After church and for the rest of the day, more than 600 Boulderites filled the high school gym. They cheered and applauded as local government leaders welcomed our Arapaho guests and as Arapaho elders and government leaders spoke to us in a language that had resonated throughout the Colorado mountains and plains for many centuries, long before a word of Spanish or English was ever heard. Stephen Fast Horse, a member of the Northern Arapaho Business Council, told us:
The Boulder area was the chosen place for the Arapaho people in a spiritual sense. Our ancestors had a spiritual quest to search for a certain place, and when they came here they knew they had found it. It was foretold to us by the higher being of life. The Creator has always led our people. Our hearts always yearn for our original homeland. We’ve never before been invited back to this area that we hold so dearly. It’s a heartfelt emotion for us. We hope we will continue to be welcomed in this place that we belong to.
We are related through the land. Wherever we live, how can we begin to acknowledge this; to celebrate it; to work toward a relationship with Native people based on truth, respect, justice, and our shared humanity?
We welcomed the Arapaho people again last October for a second all‐day celebration of Indigenous Peoples Day. This year our organization, Right Relationship Boulder, will bring Arapaho elders to give presentations in our elementary schools and host an Arapaho language camp for Arapaho youth here in their homeland. We continue to work with government officials to improve public education and recognition of Indigenous peoples’ history and presence in the Boulder Valley, and—perhaps most important—we continue to educate ourselves.

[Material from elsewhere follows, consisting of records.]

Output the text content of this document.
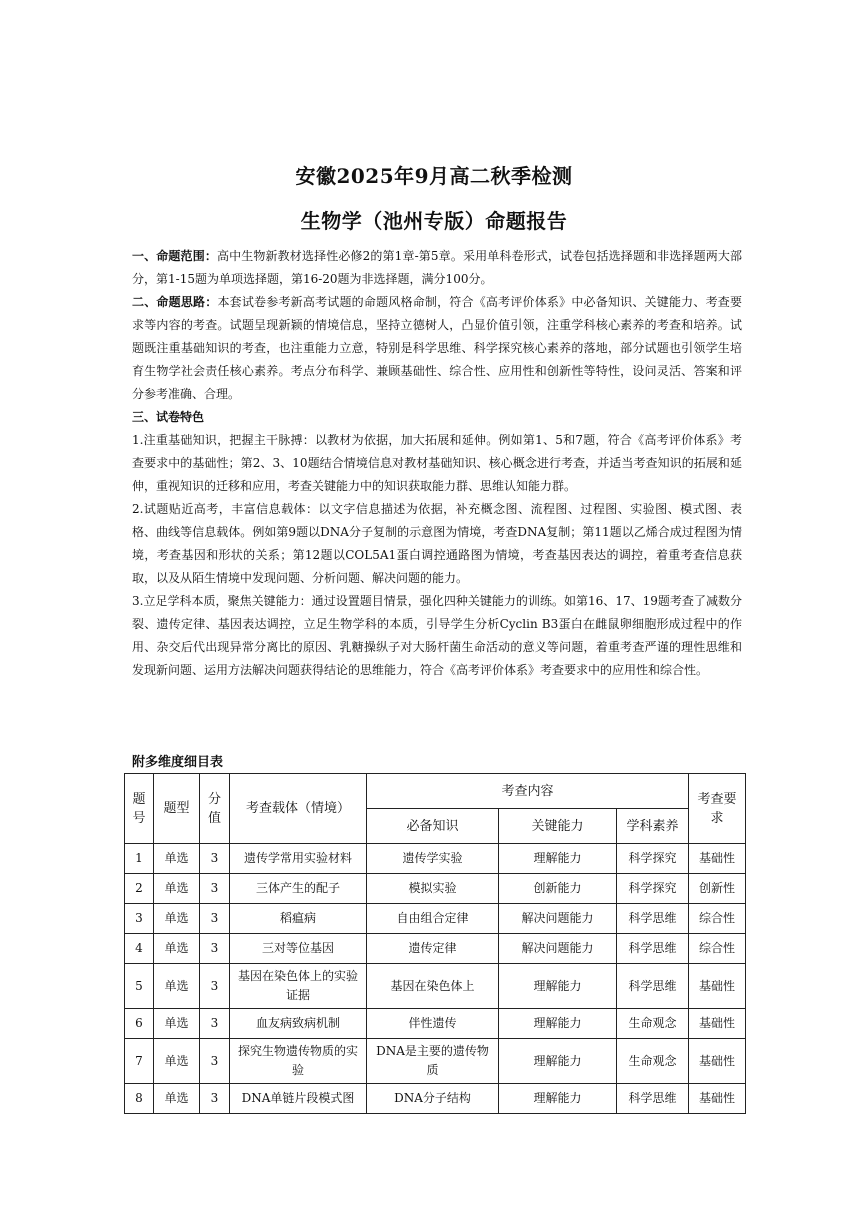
安徽2025年9月高二秋季检测
生物学（池州专版）命题报告

一、命题范围：高中生物新教材选择性必修2的第1章-第5章。采用单科卷形式，试卷包括选择题和非选择题两大部分，第1-15题为单项选择题，第16-20题为非选择题，满分100分。

二、命题思路：本套试卷参考新高考试题的命题风格命制，符合《高考评价体系》中必备知识、关键能力、考查要求等内容的考查。试题呈现新颖的情境信息，坚持立德树人，凸显价值引领，注重学科核心素养的考查和培养。试题既注重基础知识的考查，也注重能力立意，特别是科学思维、科学探究核心素养的落地，部分试题也引领学生培育生物学社会责任核心素养。考点分布科学、兼顾基础性、综合性、应用性和创新性等特性，设问灵活、答案和评分参考准确、合理。

三、试卷特色

1.注重基础知识，把握主干脉搏：以教材为依据，加大拓展和延伸。例如第1、5和7题，符合《高考评价体系》考查要求中的基础性；第2、3、10题结合情境信息对教材基础知识、核心概念进行考查，并适当考查知识的拓展和延伸，重视知识的迁移和应用，考查关键能力中的知识获取能力群、思维认知能力群。

2.试题贴近高考，丰富信息载体：以文字信息描述为依据，补充概念图、流程图、过程图、实验图、模式图、表格、曲线等信息载体。例如第9题以DNA分子复制的示意图为情境，考查DNA复制；第11题以乙烯合成过程图为情境，考查基因和形状的关系；第12题以COL5A1蛋白调控通路图为情境，考查基因表达的调控，着重考查信息获取，以及从陌生情境中发现问题、分析问题、解决问题的能力。

3.立足学科本质，聚焦关键能力：通过设置题目情景，强化四种关键能力的训练。如第16、17、19题考查了减数分裂、遗传定律、基因表达调控，立足生物学科的本质，引导学生分析Cyclin B3蛋白在雌鼠卵细胞形成过程中的作用、杂交后代出现异常分离比的原因、乳糖操纵子对大肠杆菌生命活动的意义等问题，着重考查严谨的理性思维和发现新问题、运用方法解决问题获得结论的思维能力，符合《高考评价体系》考查要求中的应用性和综合性。

附多维度细目表
题号	题型	分值	考查载体（情境）	考查内容			考查要求
				必备知识	关键能力	学科素养	
1	单选	3	遗传学常用实验材料	遗传学实验	理解能力	科学探究	基础性
2	单选	3	三体产生的配子	模拟实验	创新能力	科学探究	创新性
3	单选	3	稻瘟病	自由组合定律	解决问题能力	科学思维	综合性
4	单选	3	三对等位基因	遗传定律	解决问题能力	科学思维	综合性
5	单选	3	基因在染色体上的实验证据	基因在染色体上	理解能力	科学思维	基础性
6	单选	3	血友病致病机制	伴性遗传	理解能力	生命观念	基础性
7	单选	3	探究生物遗传物质的实验	DNA是主要的遗传物质	理解能力	生命观念	基础性
8	单选	3	DNA单链片段模式图	DNA分子结构	理解能力	科学思维	基础性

The land of the Boulder Valley is bringing together all the people who love that place. It is helping us uncover hidden connections, calling us to know that we are bound together, related through the land. Now, when I walk along the creeks in my neighborhood or on trails in the foothills, I remember the people who walked those paths before me, and now I am friends with some of their descendants. There is pain in our shared history. And there is hope.
We are related through the land. Wherever we live, how can we begin to acknowledge this; to celebrate it; to work toward a relationship with Native people based on truth, respect, justice, and our shared humanity? What difference would it make for the descendants of the people who first loved this land and for all the rest of us?